Im Gespräch mit Radio Prag macht der Ökonom Pöschl dann doch noch einen Abstecher in die Gefilde der Kultur. Oder wenigstens dorthin, wo allfällige kulturelle Unterschiede sich auch für die europäische Wirtschaft als fruchtbringend erweisen könnten:

"Ich glaube, dass es in fünfzehn oder zwanzig Jahren eine Art globalisierte Kultur geben wird, dass die Menschen einander sehr ähnlich sein werden. Egal ob Moslems oder Christen - sie werden wahrscheinlich am 24. Dezember einen Christbaum haben, sie werden am 31. Oktober Halloween feiern, sie werden beim Computer sitzen und sie werden Pizza essen. Also die Sache mit der Kultur halte ich für ein wenig übertrieben. Und außerdem: Wenn man sich Gesellschaften ansieht, die etwas gemischt sind, so wie zum Beispiel in New York oder in Kalifornien, oder auch wie früher in der österreichisch-ungarischen Monarchie, dann zeigt sich, dass das auch eine Chance ist, das Humankapital zu entwickeln. Denn aus den Konflikten und aus dem Wettbewerb, den es dort gibt, kommt auch eine sehr große Leistung heraus. Insofern könnte das Humankapital ganz Europas davon profitieren, wenn die Türkei dabei ist - als etwas anderer Partner."
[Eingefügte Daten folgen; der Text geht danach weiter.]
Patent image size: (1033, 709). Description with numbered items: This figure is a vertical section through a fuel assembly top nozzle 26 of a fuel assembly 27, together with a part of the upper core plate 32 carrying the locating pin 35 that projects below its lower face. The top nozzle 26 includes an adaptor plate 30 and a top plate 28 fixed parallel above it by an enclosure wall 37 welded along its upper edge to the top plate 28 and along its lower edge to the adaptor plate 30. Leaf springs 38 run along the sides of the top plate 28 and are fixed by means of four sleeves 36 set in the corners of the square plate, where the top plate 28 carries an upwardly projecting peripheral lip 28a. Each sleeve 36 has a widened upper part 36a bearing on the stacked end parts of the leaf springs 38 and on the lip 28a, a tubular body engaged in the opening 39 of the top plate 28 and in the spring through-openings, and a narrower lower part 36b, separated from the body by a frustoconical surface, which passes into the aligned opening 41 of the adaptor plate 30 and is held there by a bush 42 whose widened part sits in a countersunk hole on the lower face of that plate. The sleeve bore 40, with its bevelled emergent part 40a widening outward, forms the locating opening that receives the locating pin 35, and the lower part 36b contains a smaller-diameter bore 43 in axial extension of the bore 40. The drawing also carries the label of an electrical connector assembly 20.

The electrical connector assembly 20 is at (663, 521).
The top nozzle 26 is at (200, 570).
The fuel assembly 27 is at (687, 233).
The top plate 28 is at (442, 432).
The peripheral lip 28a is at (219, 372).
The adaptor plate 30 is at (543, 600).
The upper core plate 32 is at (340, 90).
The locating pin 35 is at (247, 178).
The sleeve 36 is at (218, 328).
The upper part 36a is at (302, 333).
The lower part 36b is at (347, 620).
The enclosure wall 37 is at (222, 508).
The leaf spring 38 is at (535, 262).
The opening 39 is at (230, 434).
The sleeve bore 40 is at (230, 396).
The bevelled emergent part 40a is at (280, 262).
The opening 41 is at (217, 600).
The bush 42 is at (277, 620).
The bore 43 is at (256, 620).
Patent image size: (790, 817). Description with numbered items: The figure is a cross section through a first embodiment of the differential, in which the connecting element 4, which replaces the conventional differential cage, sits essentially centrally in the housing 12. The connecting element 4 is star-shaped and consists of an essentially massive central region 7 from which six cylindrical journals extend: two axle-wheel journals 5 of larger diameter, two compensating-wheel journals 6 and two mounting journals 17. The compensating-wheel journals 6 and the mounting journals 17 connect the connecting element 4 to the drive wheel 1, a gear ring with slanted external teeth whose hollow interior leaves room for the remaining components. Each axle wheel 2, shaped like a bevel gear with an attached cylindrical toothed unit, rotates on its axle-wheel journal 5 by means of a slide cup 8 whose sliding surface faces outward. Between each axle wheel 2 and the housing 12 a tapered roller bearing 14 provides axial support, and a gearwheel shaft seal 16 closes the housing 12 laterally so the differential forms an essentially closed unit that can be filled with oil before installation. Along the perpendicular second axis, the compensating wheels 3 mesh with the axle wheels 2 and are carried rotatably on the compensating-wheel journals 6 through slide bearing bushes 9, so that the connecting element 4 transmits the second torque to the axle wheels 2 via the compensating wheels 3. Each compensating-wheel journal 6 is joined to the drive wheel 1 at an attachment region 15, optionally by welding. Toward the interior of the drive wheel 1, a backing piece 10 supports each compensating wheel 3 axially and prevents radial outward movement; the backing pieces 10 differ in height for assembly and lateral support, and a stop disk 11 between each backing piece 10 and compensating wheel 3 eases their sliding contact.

Das Gastgeberland der Konferenz, also Tschechien selbst, beteiligt sich an dieser Debatte übrigens mit weniger Emotionen als die meisten westeuropäischen Staaten. Das mag zum Teil daran liegen, dass es hierzulande so gut wie keine türkische Minderheit gibt. Einschlägige Vorurteile und Türkeistereotypen hatten also kaum Gelegenheit, sich in der allgemeinen Wahrnehmung des neuen Kandidatenlandes festzusetzen. Auch die politischen Parteien Tschechiens stehen einer EU-Mitgliedschaft der Türkei großteils aufgeschlossen gegenüber. Wenn auch aus verschiedenen Gründen, sagt David Kral, der Direktor des tschechischen Instituts für europäische Politik "Europeum":

"Bei der Sozialdemokratie beruhen die Motive hauptsächlich auf den Positionen der sozialistischen Parteien Westeuropas, also der alten EU-Mitgliedstaaten. Diese sehen die Beitrittsverhandlungen mit der Türkei meist als logischen Schritt der weiteren Entwicklung der Europäischen Union - auf dem Weg zur Verbreitung von Stabilität und Prosperität auf dem europäischen Kontinent. Außerdem betrachten sie ihn oft auch als Möglichkeit zur Einschränkung extremistischer oder gar militanter islamistischer Kräfte in der türkischen Politik."

Soweit David Kral zur Ausrichtung der in Tschechien regierenden Sozialdemokraten (CSSD). Das Hauptargument der oppositionellen Demokratischen Bürgerpartei (ODS) hingegen erinnere sehr stark an die Art und Weise, wie etwa die britischen Konservativen einen eventuellen Beitritt der Türkei sehen, meint Kral. Nämlich in dem Sinn, dass dieser einer weiteren politischen Integration Europas eben nicht gerade förderlich sein dürfte. Und das ist bekanntlich auch die Linie des ODS-Ehrenvorsitzenden - also die von Staatspräsident Vaclav Klaus.